Goodenia lamprosperma is a species of flowering plant in the family Goodeniaceae and is endemic to northern Australia. It is an annual or perennial herb with linear to lance-shaped leaves sometimes with teeth on the edges, and racemes of yellow flowers.

==Description==
Goodenia lamprosperma is an annual or perennial herb that typically grows to a height of 50 cm. The leaves are linear to lance-shaped with the narrower end towards the base, 30–80 mm long and 3–10 mm wide, sometimes with teeth on the edges. The flowers are arranged in racemes up to 350 mm long on peduncles up to 80 mm long with linear bracteoles 2–5 mm long, the individual flowers on pedicels 3–6 mm long. The sepals are lance-shaped to narrow oblong, 0.5–2 mm long, the corolla yellow, 8–10 mm long. The lower lobes of the corolla are 1.5–3 mm long with wings 0.5–1.5 mm wide. Flowering mainly occurs from April to August and the fruit is a cylindrical capsule 3–4 mm long.

==Taxonomy and naming==
Goodenia lamprosperma was first formally described in 1859 by Ferdinand von Mueller in Fragmenta Phytographiae Australiae. The specific epithet (lamprosperma) means "shining-seeded".
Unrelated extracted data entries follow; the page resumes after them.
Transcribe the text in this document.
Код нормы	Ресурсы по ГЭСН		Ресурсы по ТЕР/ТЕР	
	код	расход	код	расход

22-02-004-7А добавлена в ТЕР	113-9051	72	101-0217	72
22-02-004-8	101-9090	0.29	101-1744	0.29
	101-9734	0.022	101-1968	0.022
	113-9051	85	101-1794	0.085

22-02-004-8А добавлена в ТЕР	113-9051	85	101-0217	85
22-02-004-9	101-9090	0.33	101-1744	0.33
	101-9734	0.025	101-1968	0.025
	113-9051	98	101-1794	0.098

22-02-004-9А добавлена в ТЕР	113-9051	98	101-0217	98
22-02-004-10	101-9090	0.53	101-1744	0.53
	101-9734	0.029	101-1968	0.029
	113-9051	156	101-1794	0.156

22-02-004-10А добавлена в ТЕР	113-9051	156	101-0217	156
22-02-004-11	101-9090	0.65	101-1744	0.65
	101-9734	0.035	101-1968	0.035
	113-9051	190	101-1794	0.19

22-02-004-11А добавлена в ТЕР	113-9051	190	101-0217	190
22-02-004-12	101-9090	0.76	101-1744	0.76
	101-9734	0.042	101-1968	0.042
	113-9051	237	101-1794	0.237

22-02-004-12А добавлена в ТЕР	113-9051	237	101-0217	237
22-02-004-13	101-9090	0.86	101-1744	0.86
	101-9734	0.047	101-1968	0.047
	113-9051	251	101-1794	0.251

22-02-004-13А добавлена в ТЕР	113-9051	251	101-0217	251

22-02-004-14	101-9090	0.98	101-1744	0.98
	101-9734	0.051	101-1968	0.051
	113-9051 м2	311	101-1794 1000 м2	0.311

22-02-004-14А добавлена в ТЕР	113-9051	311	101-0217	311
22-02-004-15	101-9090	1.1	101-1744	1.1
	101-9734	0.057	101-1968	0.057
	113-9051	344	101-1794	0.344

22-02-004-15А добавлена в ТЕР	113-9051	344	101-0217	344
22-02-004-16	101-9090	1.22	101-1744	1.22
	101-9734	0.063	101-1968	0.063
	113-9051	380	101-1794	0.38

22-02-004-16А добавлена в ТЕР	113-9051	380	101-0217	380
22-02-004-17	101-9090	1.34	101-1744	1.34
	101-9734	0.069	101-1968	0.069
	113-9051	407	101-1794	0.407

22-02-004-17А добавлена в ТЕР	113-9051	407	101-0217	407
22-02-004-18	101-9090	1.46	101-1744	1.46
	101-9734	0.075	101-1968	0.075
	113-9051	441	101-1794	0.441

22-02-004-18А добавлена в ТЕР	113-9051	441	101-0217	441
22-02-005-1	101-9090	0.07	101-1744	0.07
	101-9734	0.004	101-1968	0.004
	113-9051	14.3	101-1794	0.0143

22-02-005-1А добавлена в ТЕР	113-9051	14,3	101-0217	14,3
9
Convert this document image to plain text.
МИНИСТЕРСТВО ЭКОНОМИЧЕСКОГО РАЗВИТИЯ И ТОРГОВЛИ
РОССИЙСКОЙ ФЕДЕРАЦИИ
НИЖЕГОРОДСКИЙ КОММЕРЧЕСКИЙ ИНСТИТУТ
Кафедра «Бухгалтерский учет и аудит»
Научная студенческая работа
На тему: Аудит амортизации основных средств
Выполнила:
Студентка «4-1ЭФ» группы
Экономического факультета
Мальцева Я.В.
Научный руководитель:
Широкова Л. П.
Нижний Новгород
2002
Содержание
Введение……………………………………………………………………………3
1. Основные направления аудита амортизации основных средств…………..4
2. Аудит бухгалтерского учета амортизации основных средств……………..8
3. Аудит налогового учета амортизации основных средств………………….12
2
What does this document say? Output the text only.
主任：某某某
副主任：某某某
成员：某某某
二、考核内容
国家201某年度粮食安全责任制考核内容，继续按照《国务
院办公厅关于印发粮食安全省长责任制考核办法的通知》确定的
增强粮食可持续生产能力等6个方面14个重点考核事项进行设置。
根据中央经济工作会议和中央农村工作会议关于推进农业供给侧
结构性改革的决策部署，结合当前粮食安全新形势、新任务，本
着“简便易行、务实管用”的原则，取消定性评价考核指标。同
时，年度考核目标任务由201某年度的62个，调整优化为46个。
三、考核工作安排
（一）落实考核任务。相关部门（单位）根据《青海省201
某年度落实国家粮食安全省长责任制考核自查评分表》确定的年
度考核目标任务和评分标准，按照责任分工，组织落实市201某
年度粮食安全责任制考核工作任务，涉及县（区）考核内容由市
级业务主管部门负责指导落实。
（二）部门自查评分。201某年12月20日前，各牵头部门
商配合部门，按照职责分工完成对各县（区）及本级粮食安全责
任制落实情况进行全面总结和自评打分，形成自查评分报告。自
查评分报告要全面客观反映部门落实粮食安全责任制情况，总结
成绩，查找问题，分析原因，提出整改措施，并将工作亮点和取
==Distribution and habitat==
This goodenia grows in seasonally wet places, in swamps and near watercourses in north-western Western Australia, the Northern Territory and Queensland.

==Conservation status==
Goodenia lamprosperma is classified as "not threatened" by the Government of Western Australia Department of Parks and Wildlife and as of "least concern" under the Queensland Government Nature Conservation Act 1992 and the Northern Territory Government Territory Parks and Wildlife Conservation Act 1976.